Link Between Sporadic and Familial ALS

Image: Flickr - Peter Kurdulija
Amyotrophic lateral sclerosis (ALS), or Lou Gehrig’s disease, is one of the most common neuromuscular diseases worldwide. The disease results in progressive loss of motor neurones leading to muscle weakening and atrophy, and is usually fatal within 5 years of the onset of symptoms. Most cases (90-95%) of ALS are sporadic with no evidence of inheritance but 5-10% of cases are familial and do have a hereditary component. Familial ALS has been linked to mutations in a number of genes including those encoding superoxide dismutase (SOD1) (~20% of familial cases), TAR DNA binding protein and, most recently, FUS (fused in sarcoma) protein (~5% of familial cases). The FUS protein is believed to be involved in DNA repair and transcription as well as RNA splicing and transport of RNA from the nucleus to the cytoplasm. Although normal FUS protein is largely confined to the nucleus, mutated FUS protein forms aggregates in the cytoplasm and these deposits have been correlated with degeneration of nerve cells.

Researchers from Northwestern University Feinberg School of Medicine have now shown that FUS protein forms characteristic skein-like cytoplasmic inclusions in spinal motor neurones in most cases of ALS, not just familial cases. Post-mortem examination of spinal cords and brains from 78 ALS sufferers and 22 controls showed that FUS pathology was present in all the ALS samples (except for those from patients with SOD1 mutations) but not in the control samples.

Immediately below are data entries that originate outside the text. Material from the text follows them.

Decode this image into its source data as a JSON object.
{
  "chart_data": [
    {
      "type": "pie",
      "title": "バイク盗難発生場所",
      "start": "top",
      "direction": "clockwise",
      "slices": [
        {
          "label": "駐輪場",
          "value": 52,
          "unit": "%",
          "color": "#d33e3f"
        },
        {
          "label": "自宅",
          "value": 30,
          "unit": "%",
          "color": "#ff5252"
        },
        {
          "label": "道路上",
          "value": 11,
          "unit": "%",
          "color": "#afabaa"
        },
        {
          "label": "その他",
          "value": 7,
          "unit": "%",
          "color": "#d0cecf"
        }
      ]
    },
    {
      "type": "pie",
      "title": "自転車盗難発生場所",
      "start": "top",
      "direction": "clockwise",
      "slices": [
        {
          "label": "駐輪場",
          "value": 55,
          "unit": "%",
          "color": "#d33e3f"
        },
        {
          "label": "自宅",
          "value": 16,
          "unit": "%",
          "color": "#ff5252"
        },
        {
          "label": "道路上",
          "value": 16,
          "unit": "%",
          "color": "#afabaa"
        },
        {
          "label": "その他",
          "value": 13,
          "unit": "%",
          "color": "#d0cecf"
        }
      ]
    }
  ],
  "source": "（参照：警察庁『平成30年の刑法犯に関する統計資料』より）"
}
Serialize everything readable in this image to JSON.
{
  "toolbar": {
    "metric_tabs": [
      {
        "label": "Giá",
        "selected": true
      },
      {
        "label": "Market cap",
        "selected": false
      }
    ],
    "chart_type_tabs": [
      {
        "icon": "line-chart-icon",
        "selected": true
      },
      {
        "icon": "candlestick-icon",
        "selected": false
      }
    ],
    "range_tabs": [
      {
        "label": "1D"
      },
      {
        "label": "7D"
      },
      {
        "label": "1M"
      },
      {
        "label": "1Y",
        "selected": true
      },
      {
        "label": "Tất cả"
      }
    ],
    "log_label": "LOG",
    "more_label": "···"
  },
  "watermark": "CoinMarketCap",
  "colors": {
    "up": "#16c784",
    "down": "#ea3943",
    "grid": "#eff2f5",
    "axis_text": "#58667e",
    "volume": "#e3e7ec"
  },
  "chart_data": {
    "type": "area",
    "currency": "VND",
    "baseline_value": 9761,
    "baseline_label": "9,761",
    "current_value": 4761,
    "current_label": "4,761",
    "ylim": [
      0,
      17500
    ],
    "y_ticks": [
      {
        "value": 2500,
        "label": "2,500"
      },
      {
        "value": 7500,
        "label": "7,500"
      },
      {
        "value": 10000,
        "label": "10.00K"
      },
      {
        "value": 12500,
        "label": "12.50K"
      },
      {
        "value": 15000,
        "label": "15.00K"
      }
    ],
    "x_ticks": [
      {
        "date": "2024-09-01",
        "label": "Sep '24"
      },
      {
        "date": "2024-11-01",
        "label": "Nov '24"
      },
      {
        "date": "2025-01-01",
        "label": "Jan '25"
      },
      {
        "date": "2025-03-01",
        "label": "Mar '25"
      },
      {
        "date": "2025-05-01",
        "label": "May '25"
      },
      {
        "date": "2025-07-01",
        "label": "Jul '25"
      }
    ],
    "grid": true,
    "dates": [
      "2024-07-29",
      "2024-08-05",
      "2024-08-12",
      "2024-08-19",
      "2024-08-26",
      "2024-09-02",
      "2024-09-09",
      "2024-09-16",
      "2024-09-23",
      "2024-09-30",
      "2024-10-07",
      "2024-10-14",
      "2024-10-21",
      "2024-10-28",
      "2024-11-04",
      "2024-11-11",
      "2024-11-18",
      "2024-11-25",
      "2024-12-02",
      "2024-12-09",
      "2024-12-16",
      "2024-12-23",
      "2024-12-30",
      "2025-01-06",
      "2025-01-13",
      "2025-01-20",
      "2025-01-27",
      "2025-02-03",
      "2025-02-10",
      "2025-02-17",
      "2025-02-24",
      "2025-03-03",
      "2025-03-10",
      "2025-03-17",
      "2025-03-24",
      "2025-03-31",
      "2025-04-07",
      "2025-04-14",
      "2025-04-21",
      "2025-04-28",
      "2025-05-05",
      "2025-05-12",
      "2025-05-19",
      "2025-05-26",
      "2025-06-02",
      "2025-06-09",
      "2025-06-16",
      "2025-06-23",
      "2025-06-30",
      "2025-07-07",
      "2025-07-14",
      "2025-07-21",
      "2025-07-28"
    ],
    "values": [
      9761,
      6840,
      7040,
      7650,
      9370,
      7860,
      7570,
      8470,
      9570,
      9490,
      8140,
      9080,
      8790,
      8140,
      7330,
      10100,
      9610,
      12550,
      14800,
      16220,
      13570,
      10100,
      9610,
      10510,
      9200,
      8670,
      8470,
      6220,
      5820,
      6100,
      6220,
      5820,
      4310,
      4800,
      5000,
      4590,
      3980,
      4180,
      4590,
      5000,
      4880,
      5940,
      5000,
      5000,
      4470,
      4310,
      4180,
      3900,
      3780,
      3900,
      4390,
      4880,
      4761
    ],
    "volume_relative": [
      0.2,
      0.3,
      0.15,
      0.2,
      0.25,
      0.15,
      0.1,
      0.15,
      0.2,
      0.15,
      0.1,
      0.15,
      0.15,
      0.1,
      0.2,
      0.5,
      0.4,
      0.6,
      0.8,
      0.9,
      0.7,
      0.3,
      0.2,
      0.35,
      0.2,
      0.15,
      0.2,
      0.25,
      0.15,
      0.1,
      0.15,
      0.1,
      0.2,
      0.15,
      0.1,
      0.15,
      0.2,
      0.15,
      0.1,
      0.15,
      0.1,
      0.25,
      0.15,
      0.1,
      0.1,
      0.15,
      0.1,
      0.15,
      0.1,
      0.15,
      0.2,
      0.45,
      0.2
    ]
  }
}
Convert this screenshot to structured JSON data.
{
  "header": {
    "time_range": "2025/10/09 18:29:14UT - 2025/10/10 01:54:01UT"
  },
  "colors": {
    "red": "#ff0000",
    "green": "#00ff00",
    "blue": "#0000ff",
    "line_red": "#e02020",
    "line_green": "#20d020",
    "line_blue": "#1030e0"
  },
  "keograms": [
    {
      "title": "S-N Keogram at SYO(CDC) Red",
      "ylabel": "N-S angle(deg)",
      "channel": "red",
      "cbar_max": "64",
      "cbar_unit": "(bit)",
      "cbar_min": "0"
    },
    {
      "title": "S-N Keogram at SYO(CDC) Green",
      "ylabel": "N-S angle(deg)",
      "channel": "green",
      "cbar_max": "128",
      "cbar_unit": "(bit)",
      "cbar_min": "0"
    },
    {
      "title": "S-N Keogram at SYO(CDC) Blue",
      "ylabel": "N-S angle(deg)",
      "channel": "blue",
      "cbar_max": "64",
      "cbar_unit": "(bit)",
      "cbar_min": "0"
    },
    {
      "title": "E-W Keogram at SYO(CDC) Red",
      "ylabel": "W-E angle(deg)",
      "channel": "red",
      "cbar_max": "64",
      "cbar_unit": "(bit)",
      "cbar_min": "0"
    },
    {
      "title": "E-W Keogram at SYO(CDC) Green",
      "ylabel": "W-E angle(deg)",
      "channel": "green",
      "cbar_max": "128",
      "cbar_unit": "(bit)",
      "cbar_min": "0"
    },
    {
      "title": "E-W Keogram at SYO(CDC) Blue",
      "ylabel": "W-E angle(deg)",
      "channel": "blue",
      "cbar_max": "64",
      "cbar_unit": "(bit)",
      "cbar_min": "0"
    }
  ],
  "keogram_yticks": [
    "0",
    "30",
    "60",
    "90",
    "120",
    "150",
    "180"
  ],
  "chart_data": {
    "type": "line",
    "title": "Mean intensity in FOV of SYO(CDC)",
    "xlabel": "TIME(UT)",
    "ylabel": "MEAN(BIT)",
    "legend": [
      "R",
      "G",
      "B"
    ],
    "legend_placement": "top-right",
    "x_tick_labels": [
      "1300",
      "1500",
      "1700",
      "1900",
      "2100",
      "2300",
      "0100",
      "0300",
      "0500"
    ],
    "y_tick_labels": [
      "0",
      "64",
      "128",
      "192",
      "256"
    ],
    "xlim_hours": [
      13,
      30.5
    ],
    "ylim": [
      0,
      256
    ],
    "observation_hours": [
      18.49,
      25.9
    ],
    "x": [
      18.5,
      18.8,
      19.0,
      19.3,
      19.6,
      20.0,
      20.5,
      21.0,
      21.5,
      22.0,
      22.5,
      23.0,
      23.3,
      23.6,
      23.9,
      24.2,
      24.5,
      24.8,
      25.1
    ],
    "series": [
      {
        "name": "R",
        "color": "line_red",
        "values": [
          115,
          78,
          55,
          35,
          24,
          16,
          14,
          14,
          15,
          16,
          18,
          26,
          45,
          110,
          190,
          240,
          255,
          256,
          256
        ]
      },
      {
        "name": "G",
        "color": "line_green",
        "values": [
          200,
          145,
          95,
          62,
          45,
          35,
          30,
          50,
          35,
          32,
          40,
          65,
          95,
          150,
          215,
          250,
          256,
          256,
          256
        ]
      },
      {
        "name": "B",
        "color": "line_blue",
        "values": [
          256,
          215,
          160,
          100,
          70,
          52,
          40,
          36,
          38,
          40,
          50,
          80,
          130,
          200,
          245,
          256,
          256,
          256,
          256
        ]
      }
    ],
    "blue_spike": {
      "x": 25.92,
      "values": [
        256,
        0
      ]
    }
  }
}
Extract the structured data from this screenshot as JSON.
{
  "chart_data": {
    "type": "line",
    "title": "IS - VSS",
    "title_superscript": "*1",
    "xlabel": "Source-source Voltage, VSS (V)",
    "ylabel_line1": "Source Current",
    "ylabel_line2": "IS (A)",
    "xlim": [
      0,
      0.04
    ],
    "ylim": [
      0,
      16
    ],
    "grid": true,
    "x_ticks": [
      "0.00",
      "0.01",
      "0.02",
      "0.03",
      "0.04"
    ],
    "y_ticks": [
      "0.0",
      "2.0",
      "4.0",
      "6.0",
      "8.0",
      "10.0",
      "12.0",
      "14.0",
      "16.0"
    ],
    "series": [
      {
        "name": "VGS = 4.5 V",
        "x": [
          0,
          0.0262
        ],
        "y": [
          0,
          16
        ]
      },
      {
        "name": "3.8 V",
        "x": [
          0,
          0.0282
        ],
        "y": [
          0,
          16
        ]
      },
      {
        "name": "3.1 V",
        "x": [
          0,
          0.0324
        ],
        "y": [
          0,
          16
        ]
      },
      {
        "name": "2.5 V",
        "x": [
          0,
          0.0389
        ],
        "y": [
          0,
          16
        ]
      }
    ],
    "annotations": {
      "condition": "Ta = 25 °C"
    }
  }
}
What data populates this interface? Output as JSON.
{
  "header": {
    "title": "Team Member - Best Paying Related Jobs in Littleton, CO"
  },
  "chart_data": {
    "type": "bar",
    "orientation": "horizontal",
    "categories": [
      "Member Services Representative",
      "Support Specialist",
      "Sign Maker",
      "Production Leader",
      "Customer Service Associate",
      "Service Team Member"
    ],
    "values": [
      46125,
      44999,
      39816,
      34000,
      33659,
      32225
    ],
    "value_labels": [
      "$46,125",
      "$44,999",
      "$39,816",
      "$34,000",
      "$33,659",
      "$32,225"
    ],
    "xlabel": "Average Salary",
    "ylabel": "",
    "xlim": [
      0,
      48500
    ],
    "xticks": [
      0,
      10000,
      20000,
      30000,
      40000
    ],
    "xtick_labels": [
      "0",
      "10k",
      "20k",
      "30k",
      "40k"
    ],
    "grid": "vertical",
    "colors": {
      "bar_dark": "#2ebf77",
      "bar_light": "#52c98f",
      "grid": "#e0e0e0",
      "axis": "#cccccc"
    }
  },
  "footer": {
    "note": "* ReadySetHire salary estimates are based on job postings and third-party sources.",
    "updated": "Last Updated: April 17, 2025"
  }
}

Although mutations in FUS account for only a small fraction of ALS, the study suggests that FUS protein may be a common component of the cellular inclusions in non-SOD1 ALS, whether familial or sporadic. Although the cause of ALS remains unknown, the identification of a common pathway in familial and sporadic ALS may spur the development of new cell-based and animal models of disease, and could eventually lead to new therapies for motor neurone diseases.

The study is published in the Annals of Neurology.